Masalah ini ditemukan pada Maret lalu sebagai bagian dari tinjauan tentang bagaimana Google berbagi data dengan aplikasi lain. Google mengatakan dalam posting blog resminya tidak ada pengembang yang mengeksploitasi kerentanan atau data yang disalahgunakan.

The Wall Street Journal melaporkan sebelumnya bahwa Google memilih untuk tidak mengungkapkan masalah keamanan karena kekhawatiran pengawasan regulasi.
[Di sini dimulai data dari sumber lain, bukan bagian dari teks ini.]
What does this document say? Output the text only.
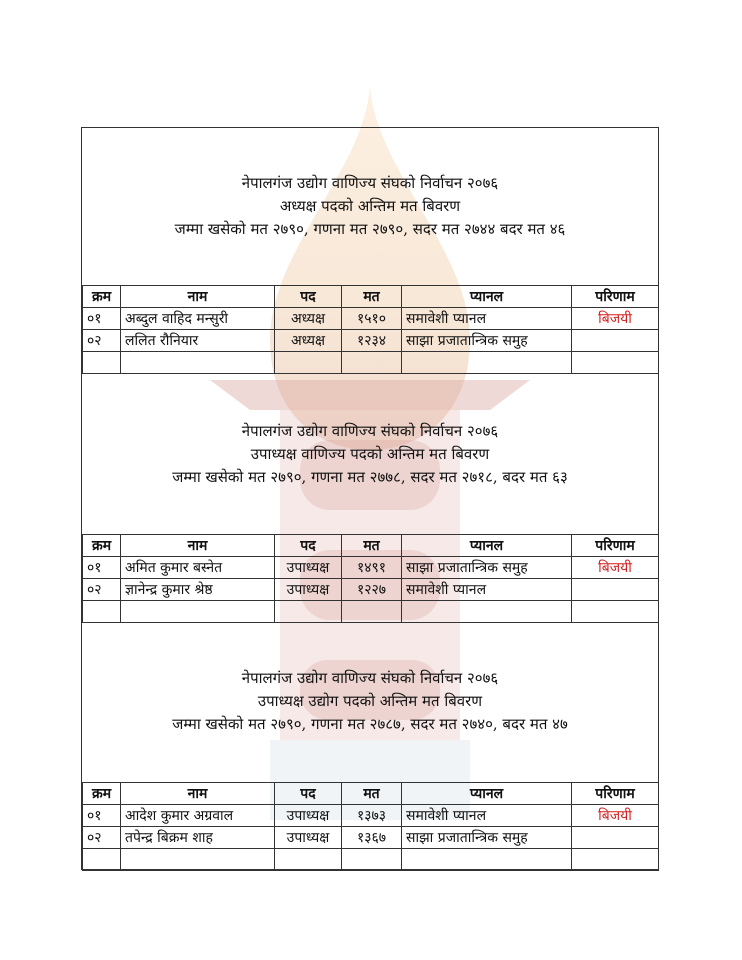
नेपालगंज उद्योग वाणिज्य संघको निर्वाचन २०७६
अध्यक्ष पदको अन्तिम मत बिवरण
जम्मा खसेको मत २७९०, गणना मत २७९०, सदर मत २७४४ बदर मत ४६
क्रम	नाम	पद	मत	प्यानल	परिणाम
०१	अब्दुल वाहिद मन्सुरी	अध्यक्ष	१५१०	समावेशी प्यानल	बिजयी
०२	ललित रौनियार	अध्यक्ष	१२३४	साझा प्रजातान्त्रिक समुह	

नेपालगंज उद्योग वाणिज्य संघको निर्वाचन २०७६
उपाध्यक्ष वाणिज्य पदको अन्तिम मत बिवरण
जम्मा खसेको मत २७९०, गणना मत २७७८, सदर मत २७१८, बदर मत ६३
क्रम	नाम	पद	मत	प्यानल	परिणाम
०१	अमित कुमार बस्नेत	उपाध्यक्ष	१४९१	साझा प्रजातान्त्रिक समुह	बिजयी
०२	ज्ञानेन्द्र कुमार श्रेष्ठ	उपाध्यक्ष	१२२७	समावेशी प्यानल	

नेपालगंज उद्योग वाणिज्य संघको निर्वाचन २०७६
उपाध्यक्ष उद्योग पदको अन्तिम मत बिवरण
जम्मा खसेको मत २७९०, गणना मत २७८७, सदर मत २७४०, बदर मत ४७
क्रम	नाम	पद	मत	प्यानल	परिणाम
०१	आदेश कुमार अग्रवाल	उपाध्यक्ष	१३७३	समावेशी प्यानल	बिजयी
०२	तपेन्द्र बिक्रम शाह	उपाध्यक्ष	१३६७	साझा प्रजातान्त्रिक समुह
Google khawatir pengungkapan akan mengundang perbandingan dengan kebocoran informasi pengguna Facebook Inc ke perusahaan data Cambridge Analytica, Journal melaporkan, menambahkan bahwa Chief Executive Sundar Pichai telah diberitahu tentang masalah ini. Google menolak berkomentar di luar posting blognya.

"Pengguna memiliki hak untuk diberitahu jika informasi mereka dapat dikompromikan," kata Jacob Lehmann, Managing Director di Perusahaan Hukum Friedman CyZen.

"Ini adalah hasil langsung dari pengawasan yang ditangani Facebook terkait dengan skandal Cambridge Analytica." timpalnya.



Rekam Jejak Google Plus


Google+ resmi ditutup selama 10 bulan hingga Agustus 2019. Keputusan ini diambil induk perusahaan Google, Alphabet Inc setelah mengungkapkan rendahnya penggunaan Google+ ditambah dugaan kebocoran data.

Google bahkan mengungkapkan 90 persen pengguna menggunakan Google+ dalam waktu kurang dari lima detik dalam setiap sesi. Akibat bug, terdapat juga dugaan kebocoran data pengguna sebanyak 500 ribu akun.

Namun, pada awal jejak perjalanan Google+, aplikasi ini sempat menjadi 'ancaman' penguasa media sosial Facebook. Berikut rekam jejak Google+ sejak 2011.

2011
Dipimpin oleh Vic Gundotra dan Bradley Horowits, Google+ diumumkan pada Juni 2011. Google+ hadir dengan memperkenalkan beberapa fitur seperti Circles (contact group) , Sparks (news feed), dan Hangout (video chat).

Dalam waktu dua minggu, Goolge+ telah mencapai 10 juta pengguna. Pada Oktober 2011 mencapai 40 juta dan pada akhir tahun mencapai 90 juta pengguna.

2012
Google mulai untuk 'memaksa' pengguna Gmail untuk memiliki akun Google+. Ini merupakan salah satu langkah dari banyak langkah integrasi 'paksaan' dari Google.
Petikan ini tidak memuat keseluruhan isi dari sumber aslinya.